Contact tracing, active monitoring, quarantine & isolation

These four strategies have been proven over decades to reduce the spread of a wide range of contagious diseases, including COVID-19.

Contact tracing: Public Health Department employees interview a person already sick or who has tested positive with a contagious disease to figure out who else may have been exposed while the person was contagious. They then contact those people to let them know they have been exposed, and ask them to quarantine.

Active monitoring: Public health employees have daily contact with people who are in quarantine or isolation, usually by telephone. The public health worker checks on people’s symptoms, such as fever or cough, to see whether and how the disease develops and to recommend appropriate action.

Isolation: For people who likely are infected with a contagious disease, usually determined through symptoms or a lab test. The person not only stays home, but also stays away from other members of the household to prevent them from getting sick, too. For COVID-19, the day the person starts to have symptoms or tests positive is counted as day 0; isolation lasts 10 more full days, ending on day 11.

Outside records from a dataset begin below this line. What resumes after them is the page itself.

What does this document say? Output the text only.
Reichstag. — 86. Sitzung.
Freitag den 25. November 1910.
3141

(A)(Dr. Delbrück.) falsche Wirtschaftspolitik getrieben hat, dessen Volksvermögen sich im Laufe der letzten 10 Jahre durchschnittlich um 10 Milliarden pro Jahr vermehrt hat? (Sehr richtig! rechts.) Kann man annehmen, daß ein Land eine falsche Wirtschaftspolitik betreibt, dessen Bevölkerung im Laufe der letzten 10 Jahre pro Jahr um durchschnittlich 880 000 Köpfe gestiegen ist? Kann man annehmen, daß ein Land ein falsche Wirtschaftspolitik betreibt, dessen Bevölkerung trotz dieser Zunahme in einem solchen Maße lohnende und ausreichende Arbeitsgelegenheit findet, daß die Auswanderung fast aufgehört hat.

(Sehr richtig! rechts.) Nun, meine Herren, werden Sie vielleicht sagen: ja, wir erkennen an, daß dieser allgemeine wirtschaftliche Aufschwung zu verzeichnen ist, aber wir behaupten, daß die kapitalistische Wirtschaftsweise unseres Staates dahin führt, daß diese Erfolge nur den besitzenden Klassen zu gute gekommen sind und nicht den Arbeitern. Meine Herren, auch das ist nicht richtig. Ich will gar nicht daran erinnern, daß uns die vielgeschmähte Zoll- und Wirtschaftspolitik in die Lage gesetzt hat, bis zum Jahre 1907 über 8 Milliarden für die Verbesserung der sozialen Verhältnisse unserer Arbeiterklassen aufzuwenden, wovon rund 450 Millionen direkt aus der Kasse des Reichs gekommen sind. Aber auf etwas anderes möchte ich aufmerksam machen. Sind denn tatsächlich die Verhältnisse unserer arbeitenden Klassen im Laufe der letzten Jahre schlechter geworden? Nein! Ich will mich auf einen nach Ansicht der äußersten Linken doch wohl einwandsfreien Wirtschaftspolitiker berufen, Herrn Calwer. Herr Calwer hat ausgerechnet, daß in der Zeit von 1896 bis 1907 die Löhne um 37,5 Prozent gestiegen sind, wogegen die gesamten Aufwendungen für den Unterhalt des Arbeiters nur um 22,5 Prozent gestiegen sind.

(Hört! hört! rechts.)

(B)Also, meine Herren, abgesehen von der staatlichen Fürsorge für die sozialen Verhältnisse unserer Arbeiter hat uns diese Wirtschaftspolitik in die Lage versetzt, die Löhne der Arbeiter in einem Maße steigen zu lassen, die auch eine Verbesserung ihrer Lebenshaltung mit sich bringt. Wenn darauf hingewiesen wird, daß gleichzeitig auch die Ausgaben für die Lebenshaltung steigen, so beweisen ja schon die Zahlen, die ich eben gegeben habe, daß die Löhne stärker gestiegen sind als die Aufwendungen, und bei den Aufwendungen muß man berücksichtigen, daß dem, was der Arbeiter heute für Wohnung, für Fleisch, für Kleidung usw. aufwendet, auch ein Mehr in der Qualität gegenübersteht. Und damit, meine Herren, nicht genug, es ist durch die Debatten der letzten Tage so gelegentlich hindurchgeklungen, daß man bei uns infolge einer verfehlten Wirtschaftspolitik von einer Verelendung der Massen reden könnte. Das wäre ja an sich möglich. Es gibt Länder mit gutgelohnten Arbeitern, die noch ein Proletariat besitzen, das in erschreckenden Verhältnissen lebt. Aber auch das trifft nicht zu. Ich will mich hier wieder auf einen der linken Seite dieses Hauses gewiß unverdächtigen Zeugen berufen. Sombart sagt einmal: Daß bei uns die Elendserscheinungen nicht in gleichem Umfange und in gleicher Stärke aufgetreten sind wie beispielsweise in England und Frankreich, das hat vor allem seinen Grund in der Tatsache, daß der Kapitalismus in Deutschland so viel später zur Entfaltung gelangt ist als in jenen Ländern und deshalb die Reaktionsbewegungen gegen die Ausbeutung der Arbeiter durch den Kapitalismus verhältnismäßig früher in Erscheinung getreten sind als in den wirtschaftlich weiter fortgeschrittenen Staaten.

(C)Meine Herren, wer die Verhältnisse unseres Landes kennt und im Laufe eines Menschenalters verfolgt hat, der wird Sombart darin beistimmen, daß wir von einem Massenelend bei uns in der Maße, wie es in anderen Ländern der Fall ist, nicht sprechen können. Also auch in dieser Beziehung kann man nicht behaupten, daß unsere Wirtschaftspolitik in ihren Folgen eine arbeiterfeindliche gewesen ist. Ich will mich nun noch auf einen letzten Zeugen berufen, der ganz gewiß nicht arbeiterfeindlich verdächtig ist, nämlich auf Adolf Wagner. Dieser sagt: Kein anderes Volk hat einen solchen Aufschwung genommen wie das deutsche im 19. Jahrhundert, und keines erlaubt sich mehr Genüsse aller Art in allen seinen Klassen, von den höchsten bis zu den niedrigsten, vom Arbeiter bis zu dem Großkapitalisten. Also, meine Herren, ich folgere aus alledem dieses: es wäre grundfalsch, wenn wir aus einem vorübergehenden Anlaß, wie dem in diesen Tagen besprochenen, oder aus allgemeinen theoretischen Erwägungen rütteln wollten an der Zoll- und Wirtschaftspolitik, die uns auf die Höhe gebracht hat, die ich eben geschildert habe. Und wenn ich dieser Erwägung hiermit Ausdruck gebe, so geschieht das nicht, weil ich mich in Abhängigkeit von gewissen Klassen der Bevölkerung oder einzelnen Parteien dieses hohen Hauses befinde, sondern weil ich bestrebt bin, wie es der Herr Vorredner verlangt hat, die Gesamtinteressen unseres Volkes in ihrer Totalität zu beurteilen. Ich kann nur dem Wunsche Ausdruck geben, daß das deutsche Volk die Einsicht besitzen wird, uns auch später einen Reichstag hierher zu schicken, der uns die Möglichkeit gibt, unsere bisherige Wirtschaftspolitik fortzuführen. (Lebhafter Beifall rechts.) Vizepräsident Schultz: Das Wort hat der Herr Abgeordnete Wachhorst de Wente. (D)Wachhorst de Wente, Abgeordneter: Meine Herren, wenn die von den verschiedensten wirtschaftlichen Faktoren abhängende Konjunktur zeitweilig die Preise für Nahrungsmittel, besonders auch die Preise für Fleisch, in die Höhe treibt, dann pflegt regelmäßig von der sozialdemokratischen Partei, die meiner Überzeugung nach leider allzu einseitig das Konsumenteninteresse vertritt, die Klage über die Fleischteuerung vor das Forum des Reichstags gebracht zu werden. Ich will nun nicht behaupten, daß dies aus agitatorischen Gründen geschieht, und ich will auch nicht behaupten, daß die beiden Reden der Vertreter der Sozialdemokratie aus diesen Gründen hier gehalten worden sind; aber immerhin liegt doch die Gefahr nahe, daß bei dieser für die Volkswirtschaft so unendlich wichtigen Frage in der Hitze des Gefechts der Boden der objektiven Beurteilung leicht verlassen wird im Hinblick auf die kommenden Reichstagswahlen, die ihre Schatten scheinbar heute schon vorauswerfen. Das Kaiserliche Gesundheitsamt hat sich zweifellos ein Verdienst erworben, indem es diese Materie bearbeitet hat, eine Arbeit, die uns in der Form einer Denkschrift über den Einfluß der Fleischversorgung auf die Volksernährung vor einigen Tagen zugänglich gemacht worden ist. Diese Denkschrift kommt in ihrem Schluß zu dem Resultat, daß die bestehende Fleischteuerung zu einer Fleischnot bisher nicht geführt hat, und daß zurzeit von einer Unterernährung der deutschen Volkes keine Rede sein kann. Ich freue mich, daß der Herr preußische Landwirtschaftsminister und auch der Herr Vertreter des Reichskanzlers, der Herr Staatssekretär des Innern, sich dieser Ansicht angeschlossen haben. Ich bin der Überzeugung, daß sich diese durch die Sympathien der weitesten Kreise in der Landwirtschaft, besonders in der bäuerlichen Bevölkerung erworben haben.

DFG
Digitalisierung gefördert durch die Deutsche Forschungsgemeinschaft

Quarantine: For people who have been exposed to a person with a contagious disease. People stay home and see whether they, too, develop symptoms of illness. If they do get sick, their quarantine time has included the virus’ incubation period — the time when a person can spread the virus before actually appearing sick. For COVID-19, quarantine lasts 14 days from the last day of exposure. However, most people can resume their normal activities after 10 days, with continued symptom monitoring through day 14.